20/08/2022

Erótica y retórica. Foucault y la lucha por el reconocimiento. Introducción de la autora

 
Erótica y retórica. El uso de Hegel
 
Uno de los indicios teóricos de la modernidad que ayudan a releer la genealogía del sujeto de Foucault, en el tiempo de la crisis del nihilismo consumado, es la hegeliana Fenomenología del espíritu, por la incisión del devenir de la autoconciencia y de la lucha por el reconocimiento, pero no sólo eso.
La erótica y la retórica son dos vastas figuras de síntesis adaptadas para describir el esfuerzo de construcción de los nuevos instrumentos de análisis de los procesos en curso, cuando el triunfalismo, que hoy acompaña la multiplicación y la dispersión pura, muestra a la crítica atenta todos sus aspectos ridículos y engañosos, en presencia de la aceleración evidente de un conflicto global y desterritorializado.
La erótica y la retórica acercan a Foucault a la herencia hegeliana, y describen etapas conceptuales y momentos teóricos sobre los cuales es, tal vez, todavía oportuno reflexionar: la originalidad del conflicto y la fuerza de la confrontación, el entrelazamiento de vitalidad y eticidad, las condiciones de la reproducción de la abstracción del sí, el autorreferenciamiento de la existencia singular y el lenguaje de la adulación, la reproducción de un mundo en cuanto “cosa” inasimilable a una autoconciencia independiente.
En particular, la erótica revela el movimiento de duplicación de la existencia viviente, la necesidad de la experiencia de la inversión y el antagonismo del encuentro. La retórica, en cuanto teoría de la enunciación y uso del decir, es técnica persuasiva e instrumento de adulación si es disociada del amor y de la política, pero es también lugar del dire vrai que profundiza la portada y el peso prepolítico de una especial ética del acto.
Con la “Erótica filosófica” –conclusión del Usage des plaisirs– la lucha por el reconocimiento se hace práctica cotidiana de un conflicto que produce formas no inclusivas de convivencia, estilos de existencia y tipos de relación, donde se instalan, entre las redes del saber y del poder, el sentido individual, personal e intransferible de la “subjetivación” y el sentido público de un obrar en-común.
El esfuerzo del “cuidado de sí”, que es “sometimiento” de la fuerza y que la gobierna, no persigue el éxito de la existencia bella, la ironía heroica del individuo, el testimonio exhibido de un anarquismo estetizante, sino que es un tema que abre interrogantes inquietantes sobre cómo repensar un sustento ético a la convivencia.

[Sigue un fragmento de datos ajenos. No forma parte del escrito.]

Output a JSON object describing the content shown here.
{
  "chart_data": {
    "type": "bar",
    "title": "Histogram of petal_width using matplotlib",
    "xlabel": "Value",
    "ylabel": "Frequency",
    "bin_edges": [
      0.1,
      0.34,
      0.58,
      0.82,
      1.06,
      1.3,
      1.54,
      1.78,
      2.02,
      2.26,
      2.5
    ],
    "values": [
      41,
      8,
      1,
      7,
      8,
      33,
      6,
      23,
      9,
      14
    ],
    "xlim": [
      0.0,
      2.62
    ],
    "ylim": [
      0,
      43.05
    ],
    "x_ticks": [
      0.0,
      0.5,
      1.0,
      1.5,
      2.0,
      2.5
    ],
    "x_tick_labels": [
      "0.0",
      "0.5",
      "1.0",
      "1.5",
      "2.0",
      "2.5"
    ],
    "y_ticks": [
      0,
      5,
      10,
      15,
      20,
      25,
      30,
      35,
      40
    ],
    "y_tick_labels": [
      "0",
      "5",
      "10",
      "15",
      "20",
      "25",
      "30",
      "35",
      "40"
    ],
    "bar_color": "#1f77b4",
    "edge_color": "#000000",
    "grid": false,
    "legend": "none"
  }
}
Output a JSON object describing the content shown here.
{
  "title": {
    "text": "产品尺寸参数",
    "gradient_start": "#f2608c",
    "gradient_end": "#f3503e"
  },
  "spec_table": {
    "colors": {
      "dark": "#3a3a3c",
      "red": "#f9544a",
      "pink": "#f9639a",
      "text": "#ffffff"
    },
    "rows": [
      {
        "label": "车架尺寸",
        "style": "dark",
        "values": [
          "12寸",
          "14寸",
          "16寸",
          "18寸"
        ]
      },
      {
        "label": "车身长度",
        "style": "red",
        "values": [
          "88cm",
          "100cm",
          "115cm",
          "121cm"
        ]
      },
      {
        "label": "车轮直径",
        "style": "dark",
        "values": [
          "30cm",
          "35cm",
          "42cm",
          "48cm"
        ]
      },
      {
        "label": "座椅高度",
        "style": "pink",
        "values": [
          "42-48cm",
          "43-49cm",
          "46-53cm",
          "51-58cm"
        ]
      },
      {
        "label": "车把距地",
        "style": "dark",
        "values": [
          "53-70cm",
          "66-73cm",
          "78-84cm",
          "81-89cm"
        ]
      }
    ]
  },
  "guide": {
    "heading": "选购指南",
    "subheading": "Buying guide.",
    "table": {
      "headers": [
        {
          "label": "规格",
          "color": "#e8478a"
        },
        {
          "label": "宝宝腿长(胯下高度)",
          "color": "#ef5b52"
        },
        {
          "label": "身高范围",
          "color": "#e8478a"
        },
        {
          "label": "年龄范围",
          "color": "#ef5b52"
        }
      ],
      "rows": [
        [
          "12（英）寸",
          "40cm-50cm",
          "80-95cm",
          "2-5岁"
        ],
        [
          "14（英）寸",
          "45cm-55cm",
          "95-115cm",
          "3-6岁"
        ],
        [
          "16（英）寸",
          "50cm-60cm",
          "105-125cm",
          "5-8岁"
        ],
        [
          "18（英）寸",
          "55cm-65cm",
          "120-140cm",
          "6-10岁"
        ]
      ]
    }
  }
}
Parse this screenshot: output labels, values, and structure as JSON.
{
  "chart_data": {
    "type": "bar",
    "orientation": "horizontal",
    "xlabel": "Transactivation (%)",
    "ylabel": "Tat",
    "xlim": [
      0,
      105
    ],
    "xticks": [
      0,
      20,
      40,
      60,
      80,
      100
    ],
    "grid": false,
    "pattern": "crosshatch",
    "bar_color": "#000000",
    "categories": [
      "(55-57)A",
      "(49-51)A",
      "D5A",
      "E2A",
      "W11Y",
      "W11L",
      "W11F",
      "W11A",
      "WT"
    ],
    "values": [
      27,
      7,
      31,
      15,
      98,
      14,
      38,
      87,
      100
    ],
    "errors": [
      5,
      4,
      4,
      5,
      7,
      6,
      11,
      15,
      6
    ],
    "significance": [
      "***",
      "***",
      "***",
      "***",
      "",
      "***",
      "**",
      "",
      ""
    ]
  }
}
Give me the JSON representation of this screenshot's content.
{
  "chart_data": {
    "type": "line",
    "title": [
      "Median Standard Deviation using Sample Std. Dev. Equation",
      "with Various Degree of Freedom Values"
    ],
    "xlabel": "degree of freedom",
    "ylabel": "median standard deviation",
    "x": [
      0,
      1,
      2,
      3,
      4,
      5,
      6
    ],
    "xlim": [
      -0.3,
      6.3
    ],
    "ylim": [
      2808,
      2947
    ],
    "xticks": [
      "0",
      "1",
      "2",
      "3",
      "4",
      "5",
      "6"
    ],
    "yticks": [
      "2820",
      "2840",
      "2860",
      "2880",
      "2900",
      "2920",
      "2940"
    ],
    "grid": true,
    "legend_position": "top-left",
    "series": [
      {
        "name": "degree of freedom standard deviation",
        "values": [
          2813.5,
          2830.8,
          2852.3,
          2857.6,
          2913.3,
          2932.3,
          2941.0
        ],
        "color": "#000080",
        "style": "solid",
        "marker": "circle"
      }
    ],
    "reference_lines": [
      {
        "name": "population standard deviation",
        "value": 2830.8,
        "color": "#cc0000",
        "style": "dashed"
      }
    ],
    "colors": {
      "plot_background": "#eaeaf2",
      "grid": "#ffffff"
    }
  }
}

La reglamentación jurídico-estadual y la recomposición normativa de una cultura, de una religión, de una etnia, no son adecuadas para el reconocimiento del conflicto y para la práctica de resoluciones momentáneas. El pacto y la fusión –o la polaridad disociada y radical, hoy, del liberismo y del comunitarismo– resultan los dos fuertes indicadores del fracaso de un pensamiento de la comunidad que no quiere nutrirse del sacrificio del diferente. Hasta dónde los resultados de la diferenciación consumada y del pensamiento múltiple sean expuestos a la paradoja de la indiferencia –a la inversión de lo diverso en lo indistinto y en el equivalente–, y hasta dónde esto ayude a reforzar la violencia de lo idéntico, es un hecho probado por la tendencia a restituir la convivencia posible de la comunidad jurídica o de la comunidad basada en los valores, a la potencia de la comunidad política o el conjunto de la comunidad antropológica. Hoy está presente el riesgo de que este escenario transfiera la diferenciación a la apertura de la indiferencia y de la equivalencia, donde el vínculo entre el uno y los muchos, entre el común y el disperso, refuerza el disciplinamiento sistémico o la reactividad neotribal, la fuerza del sistema o la fuerza confusa, y reproduce, en la desaparición de los muchos, una dimensión que genera obligaciones.
El movimiento de una polémica reconocida y de una reflexión crítica permanente tiene, tal vez, el deber de confiar en la lucha por el reconocimiento no de la conciliación recompositiva de lo diverso, sino de una originaria irresolución y el perfil de un “reconocimiento mutilado”. La lucha de todos contra todos deviene, de esta manera –para Foucault– en el recuerdo de Hegel, un paradigma renovado, que no sugiere y tampoco da legitimidad a la violencia, sino que ayuda a reconocer y a activar, en el esfuerzo de la convivencia y del obrar en un mundo, la diferenciación y el antagonismo.